Iron ore imports by China shrank in the first six months of the year, highlighting weakness in demand in the world’s largest buyer as mills sold a record amount of production overseas amid a domestic glut.
Inbound cargoes of iron ore totaled 452.9 million metric tons between January and June, 0.9 percent lower than the same period a year earlier, according to customs agency figures released on Monday. Overseas sales of steel products surged 28 percent to 52.4 million tons in the six months, the agency said.
The stagnating trade in iron ore and simultaneous jump in steel-product exports show the extent of the slowdown in China’s steel industry, which is grappling with a property slump, overcapacity and losses. Benchmark iron ore prices collapsed last week to the lowest level since at least 2009, while steel rebar sank to a multiyear low in China. Rio Tinto Group said on Monday that iron ore had declined to a so-called new-normal level, which may persist through to 2020.
“China’s iron ore imports shrank in the first half, indicating that the country’s steel consumption obviously peaked last year,” Xu Xiangchun, chief analyst at Mysteel Research, said by phone from Beijing on Monday. “Mills won’t be able to sustain losses at the current level and will gradually reduce production, and reduce their need for iron ore.”
In June, iron ore imports were 74.96 million tons compared with 70.87 million tons in May, the agency said. Steel-product exports were 8.89 million tons in June from 9.2 million tons the month before, according to the agency.

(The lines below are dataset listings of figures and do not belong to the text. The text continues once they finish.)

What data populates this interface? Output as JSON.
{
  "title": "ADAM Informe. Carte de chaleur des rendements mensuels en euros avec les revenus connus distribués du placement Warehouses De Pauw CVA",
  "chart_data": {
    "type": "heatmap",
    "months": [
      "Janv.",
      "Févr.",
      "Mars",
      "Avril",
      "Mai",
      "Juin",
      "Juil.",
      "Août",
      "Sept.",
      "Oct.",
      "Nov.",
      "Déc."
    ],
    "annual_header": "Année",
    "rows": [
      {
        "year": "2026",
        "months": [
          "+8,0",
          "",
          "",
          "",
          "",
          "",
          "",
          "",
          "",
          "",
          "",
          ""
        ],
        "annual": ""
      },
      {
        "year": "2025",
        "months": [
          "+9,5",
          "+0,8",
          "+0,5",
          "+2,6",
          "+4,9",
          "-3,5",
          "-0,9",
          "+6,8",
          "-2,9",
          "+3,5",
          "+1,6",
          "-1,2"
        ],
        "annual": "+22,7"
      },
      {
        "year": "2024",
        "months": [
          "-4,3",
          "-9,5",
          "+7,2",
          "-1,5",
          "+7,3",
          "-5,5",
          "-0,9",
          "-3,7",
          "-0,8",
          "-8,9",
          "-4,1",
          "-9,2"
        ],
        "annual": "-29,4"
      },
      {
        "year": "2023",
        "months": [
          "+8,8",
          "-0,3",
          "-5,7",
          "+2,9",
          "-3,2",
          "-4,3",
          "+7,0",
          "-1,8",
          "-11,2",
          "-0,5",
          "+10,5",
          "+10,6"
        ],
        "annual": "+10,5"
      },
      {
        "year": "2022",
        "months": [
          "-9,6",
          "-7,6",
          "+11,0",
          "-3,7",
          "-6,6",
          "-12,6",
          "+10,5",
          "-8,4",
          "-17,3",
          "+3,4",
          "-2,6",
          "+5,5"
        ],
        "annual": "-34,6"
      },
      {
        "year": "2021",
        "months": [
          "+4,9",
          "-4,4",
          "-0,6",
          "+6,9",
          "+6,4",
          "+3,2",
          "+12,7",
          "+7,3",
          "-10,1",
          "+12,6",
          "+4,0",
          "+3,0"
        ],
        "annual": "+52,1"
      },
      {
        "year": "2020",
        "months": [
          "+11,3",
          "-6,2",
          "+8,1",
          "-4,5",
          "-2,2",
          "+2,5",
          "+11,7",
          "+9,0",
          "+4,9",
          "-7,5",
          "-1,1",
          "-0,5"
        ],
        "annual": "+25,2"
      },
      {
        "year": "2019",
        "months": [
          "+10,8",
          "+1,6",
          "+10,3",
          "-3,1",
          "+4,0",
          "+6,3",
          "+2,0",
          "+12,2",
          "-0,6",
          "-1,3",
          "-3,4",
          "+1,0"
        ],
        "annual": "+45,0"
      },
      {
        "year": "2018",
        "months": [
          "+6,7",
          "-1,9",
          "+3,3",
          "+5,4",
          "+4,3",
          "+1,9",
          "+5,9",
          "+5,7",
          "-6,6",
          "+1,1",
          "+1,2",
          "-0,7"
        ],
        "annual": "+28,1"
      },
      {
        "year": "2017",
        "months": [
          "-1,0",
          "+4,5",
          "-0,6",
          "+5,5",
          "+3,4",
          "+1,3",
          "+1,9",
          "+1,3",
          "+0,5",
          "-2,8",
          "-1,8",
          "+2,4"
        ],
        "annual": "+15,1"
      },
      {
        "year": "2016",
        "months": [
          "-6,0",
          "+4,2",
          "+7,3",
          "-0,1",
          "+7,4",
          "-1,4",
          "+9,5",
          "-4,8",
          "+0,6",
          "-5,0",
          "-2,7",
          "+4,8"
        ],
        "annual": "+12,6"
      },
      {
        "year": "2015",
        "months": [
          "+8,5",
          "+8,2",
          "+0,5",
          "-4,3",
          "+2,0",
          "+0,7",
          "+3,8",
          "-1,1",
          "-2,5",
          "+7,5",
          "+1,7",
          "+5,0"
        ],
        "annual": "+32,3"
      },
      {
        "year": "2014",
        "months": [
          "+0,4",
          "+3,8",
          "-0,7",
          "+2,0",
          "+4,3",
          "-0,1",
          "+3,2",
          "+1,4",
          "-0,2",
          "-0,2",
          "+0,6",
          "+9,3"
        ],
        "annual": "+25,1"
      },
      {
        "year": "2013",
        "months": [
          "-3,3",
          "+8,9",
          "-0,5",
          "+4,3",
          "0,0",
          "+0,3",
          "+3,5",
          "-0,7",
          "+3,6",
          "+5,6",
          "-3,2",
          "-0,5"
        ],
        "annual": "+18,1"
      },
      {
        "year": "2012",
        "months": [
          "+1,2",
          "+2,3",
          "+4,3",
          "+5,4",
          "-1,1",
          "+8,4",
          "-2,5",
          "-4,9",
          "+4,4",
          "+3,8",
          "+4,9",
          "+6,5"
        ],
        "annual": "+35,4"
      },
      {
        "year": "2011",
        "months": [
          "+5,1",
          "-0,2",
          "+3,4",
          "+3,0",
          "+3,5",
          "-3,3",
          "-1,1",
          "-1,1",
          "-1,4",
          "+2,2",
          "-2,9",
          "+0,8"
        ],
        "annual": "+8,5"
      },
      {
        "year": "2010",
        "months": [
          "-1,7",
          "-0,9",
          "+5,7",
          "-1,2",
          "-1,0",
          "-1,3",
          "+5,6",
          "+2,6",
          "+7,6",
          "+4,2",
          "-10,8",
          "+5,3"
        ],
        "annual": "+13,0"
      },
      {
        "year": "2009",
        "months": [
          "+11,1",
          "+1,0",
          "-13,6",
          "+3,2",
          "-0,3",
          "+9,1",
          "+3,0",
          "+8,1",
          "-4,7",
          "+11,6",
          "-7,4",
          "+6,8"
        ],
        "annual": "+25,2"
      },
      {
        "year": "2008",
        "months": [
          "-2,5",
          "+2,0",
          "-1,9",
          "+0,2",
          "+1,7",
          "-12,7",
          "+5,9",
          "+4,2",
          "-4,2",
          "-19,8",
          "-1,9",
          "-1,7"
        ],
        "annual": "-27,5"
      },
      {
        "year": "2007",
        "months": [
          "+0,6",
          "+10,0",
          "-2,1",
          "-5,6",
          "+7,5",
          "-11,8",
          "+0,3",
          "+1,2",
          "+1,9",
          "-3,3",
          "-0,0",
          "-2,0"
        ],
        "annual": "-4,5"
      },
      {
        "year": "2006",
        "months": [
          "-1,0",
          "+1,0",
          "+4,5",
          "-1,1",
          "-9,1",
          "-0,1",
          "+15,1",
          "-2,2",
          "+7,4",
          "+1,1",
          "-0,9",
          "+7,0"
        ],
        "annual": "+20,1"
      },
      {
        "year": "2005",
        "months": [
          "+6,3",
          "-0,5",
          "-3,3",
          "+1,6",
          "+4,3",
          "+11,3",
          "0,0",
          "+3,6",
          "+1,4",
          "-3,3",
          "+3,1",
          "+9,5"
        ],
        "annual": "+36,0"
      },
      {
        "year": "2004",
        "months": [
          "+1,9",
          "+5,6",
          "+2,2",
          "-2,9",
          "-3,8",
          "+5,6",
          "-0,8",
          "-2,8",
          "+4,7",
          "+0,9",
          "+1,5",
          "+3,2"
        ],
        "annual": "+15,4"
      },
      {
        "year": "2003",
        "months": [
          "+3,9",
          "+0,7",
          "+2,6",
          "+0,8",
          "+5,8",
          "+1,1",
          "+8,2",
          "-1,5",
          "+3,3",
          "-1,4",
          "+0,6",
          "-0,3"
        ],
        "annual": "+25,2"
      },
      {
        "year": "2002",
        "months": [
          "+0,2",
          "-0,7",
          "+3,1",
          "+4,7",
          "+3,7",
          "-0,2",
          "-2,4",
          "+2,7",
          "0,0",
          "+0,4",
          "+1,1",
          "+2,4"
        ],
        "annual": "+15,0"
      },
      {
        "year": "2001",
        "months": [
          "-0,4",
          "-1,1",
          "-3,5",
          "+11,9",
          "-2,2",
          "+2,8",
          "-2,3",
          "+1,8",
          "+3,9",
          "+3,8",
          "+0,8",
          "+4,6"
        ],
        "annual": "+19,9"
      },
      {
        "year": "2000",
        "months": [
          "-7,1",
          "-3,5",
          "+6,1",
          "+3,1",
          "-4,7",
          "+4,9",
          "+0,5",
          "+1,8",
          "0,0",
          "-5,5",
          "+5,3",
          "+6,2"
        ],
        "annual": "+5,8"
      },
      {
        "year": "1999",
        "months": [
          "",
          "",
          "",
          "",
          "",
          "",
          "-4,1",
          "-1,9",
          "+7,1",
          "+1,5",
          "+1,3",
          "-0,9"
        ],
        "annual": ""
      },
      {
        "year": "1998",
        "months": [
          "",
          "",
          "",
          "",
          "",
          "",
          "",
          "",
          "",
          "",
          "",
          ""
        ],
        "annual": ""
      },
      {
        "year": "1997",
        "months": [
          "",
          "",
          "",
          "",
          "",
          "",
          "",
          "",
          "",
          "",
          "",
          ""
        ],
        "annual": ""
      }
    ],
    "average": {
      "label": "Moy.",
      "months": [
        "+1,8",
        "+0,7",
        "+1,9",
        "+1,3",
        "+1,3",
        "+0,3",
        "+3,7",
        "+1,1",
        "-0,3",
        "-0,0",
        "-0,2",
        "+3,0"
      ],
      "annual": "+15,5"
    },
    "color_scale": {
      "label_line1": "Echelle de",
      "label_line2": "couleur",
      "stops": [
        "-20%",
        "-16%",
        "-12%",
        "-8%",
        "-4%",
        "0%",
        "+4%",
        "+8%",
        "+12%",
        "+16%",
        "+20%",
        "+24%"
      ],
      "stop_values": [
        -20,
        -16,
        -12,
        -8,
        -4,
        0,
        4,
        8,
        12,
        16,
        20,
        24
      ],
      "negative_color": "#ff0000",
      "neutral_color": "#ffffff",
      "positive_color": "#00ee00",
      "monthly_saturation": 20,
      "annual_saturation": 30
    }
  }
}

While iron ore market conditions have changed, fundamentals remain robust, Michael Gollschewski, managing director of Rio’s Pilbara mines, said in a presentation on Monday. The London-based company, Australia’s largest shipper, declined to offer precise figures or define its “new normal” closely. Its shares in London traded 1 percent higher at 12:13 p.m. local time.
Iron ore imports by China are expected to pick up this month and in August, Citigroup Inc. said in a report on Monday, citing increased shipments in June from Australia and Brazil, the world’s two biggest suppliers of seaborne ore.
The latest gauge of China’s slowdown will come on Wednesday, when official data on gross domestic product in the second quarter will be issued. The second-biggest economy expanded 6.8 percent from a year earlier in the period, according to the median estimate of economists surveyed by Bloomberg. That compares with 7 percent in the first quarter.
Iron ore with 62 percent content delivered to Qingdao rose 0.4 percent to $50.30 a dry ton on Monday, according to Metal Bulletin Ltd. The price sank to $44.59 on Wednesday, the lowest for data going back to May 2009. Spot rebar fell to 2,102 yuan ($339) a ton on Thursday, the lowest level since at least 2003.
Baoshan Iron & Steel Co. lowered its hot-rolled steel prices by 200 yuan a ton as of July 10, according to a company statement on Monday. That’s the second reduction in a month by China’s biggest publicly traded mill.
Prospects for an expanding glut and declining demand will worsen the outlook for Asia’s steel industry, Moody’s Investors Service said in a statement on Monday. Earnings of Chinese steelmakers will fall in the next 12 months as the real estate, infrastructure and manufacturing sectors weaken, Moody’s said.